Une seconde Roue à Livres fît son apparition en 1611 dans l’ouvrage de Heinrich Zeising, « Theatrum machinarum », mais tout porte à penser quand on compare les deux images, qu’il s’agît d’une copie de l’image du Ramelli (probablement d’Andreas Bretschneider), qui était connu en Allemagne, puisqu’une traduction parût quelques années plus tard, en 1620. Il est en effet amusant de constater que si le lecteur change à peu près sur les deux gravures, le décor est très semblable, avec une porte à l’arrière-plan et une bibliothèque en haut à droite. (Celle de 1620 aura subi quelques modifications, se situant à mi chemin entre la Ramelli d’origine et celle de Zeising). Modèle de la traduction allemande du Ramelli, 1620Plus curieuse est cette roue à livres qui apparaît dans un livre chinois du missionnaire jésuite Terrence Schreck en 1627. Lors de son séjour en Chine, cet érudit travailla avec le chinois Wang Cheng à un ouvrage sur les technologies occidentales, et copia lui aussi la gravure originale de Ramelli avec quelques changements (mais la porte et la bibliothèque n’ont pas bougé même si cette fois c’est un chinois qui actionne la roue! Public oblige!). Le Modèle Chinois, Schreck, 1627Il est très intéressant de voir que Schreck n’a pas travaillé à partir de la gravure de Zeising, mais directement à partir de celle de Ramelli. En effet, la porte de la gravure chinoise possède 3 verrous, comme celle de Ramelli, alors que celle de Zeising n’en comporte qu’un!

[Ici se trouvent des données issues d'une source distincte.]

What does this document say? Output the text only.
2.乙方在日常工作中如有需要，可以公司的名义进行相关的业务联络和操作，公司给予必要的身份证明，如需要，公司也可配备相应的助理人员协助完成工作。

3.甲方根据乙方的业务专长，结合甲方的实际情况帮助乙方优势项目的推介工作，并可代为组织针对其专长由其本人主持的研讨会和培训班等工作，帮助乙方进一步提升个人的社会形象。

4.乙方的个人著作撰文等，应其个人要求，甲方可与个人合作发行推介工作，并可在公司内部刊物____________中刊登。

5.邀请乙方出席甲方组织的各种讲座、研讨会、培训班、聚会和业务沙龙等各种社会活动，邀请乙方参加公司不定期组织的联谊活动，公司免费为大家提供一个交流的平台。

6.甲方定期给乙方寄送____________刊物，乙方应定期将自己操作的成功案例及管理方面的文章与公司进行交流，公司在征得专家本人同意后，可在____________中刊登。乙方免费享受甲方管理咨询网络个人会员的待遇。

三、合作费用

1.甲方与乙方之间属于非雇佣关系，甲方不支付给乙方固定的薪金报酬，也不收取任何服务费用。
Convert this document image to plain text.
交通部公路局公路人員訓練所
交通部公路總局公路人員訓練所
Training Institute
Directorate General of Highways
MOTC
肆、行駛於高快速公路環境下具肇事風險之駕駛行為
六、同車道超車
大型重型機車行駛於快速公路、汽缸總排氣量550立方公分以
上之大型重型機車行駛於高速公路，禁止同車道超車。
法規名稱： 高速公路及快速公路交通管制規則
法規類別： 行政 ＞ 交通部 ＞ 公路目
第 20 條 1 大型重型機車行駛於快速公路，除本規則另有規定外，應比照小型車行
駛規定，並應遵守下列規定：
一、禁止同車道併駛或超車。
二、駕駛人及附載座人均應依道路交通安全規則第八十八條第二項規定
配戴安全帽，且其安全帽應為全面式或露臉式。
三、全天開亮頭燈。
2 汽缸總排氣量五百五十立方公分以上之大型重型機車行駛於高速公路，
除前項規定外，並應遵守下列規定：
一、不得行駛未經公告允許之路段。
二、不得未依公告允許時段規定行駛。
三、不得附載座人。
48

Enfin, plus proche de nous, c’est le français Nicolas Grollier de Servière qui dans son ouvrage « Recueil d’ouvrages curieux de mathématiques et de mécanique », chez Forey, à Lyon, en 1719, va pour la première fois depuis 1588 proposer une gravure différente. Il critique au passage la complexité du modèle de Ramelli et son illustration est en effet plus simple. Le Modèle Grolier de ServièreGrolier de Servière décrit ainsi la Roue à Livres : « Les deux grandes roues sont solidement attachées l’une à l’autre par un axe qui les fait tourner ensemble sur les pieds droits. Entre ses deux grandes roues, et autour de leur circonférence, il y a des tablettes ou pupitres qui y sont retenus par des espèces d’axes coudés et mouvants dans les grandes roues, en sorte que, lorsque les roues tournent, le poids des pupitres les tient toujours dans la même situation et les empêche de basculer et de perdre leur équilibre. Avant de travailler, on range sur les pupitres tous les livres dont on juge que l’on aura besoin ».

Pour l’histoire, on notera également la présence d’une Roue à Livres sur le portrait de Charles V assis en costume royal, peint en page frontispice de la traduction française du Policraticus de Jean de Salisbury (BNF, ms fr. 24287). Charles V possèdéait en effet une superbe bibliothèque de près de 900 volumes, installée au Louvre dans la tour de la fauconnerie.
Aujourd’hui, on peut encore voir des Roues à Livres au Smithsonian Institute, à la bibliothèque de Wolfenbüttel, en Basse Saxe.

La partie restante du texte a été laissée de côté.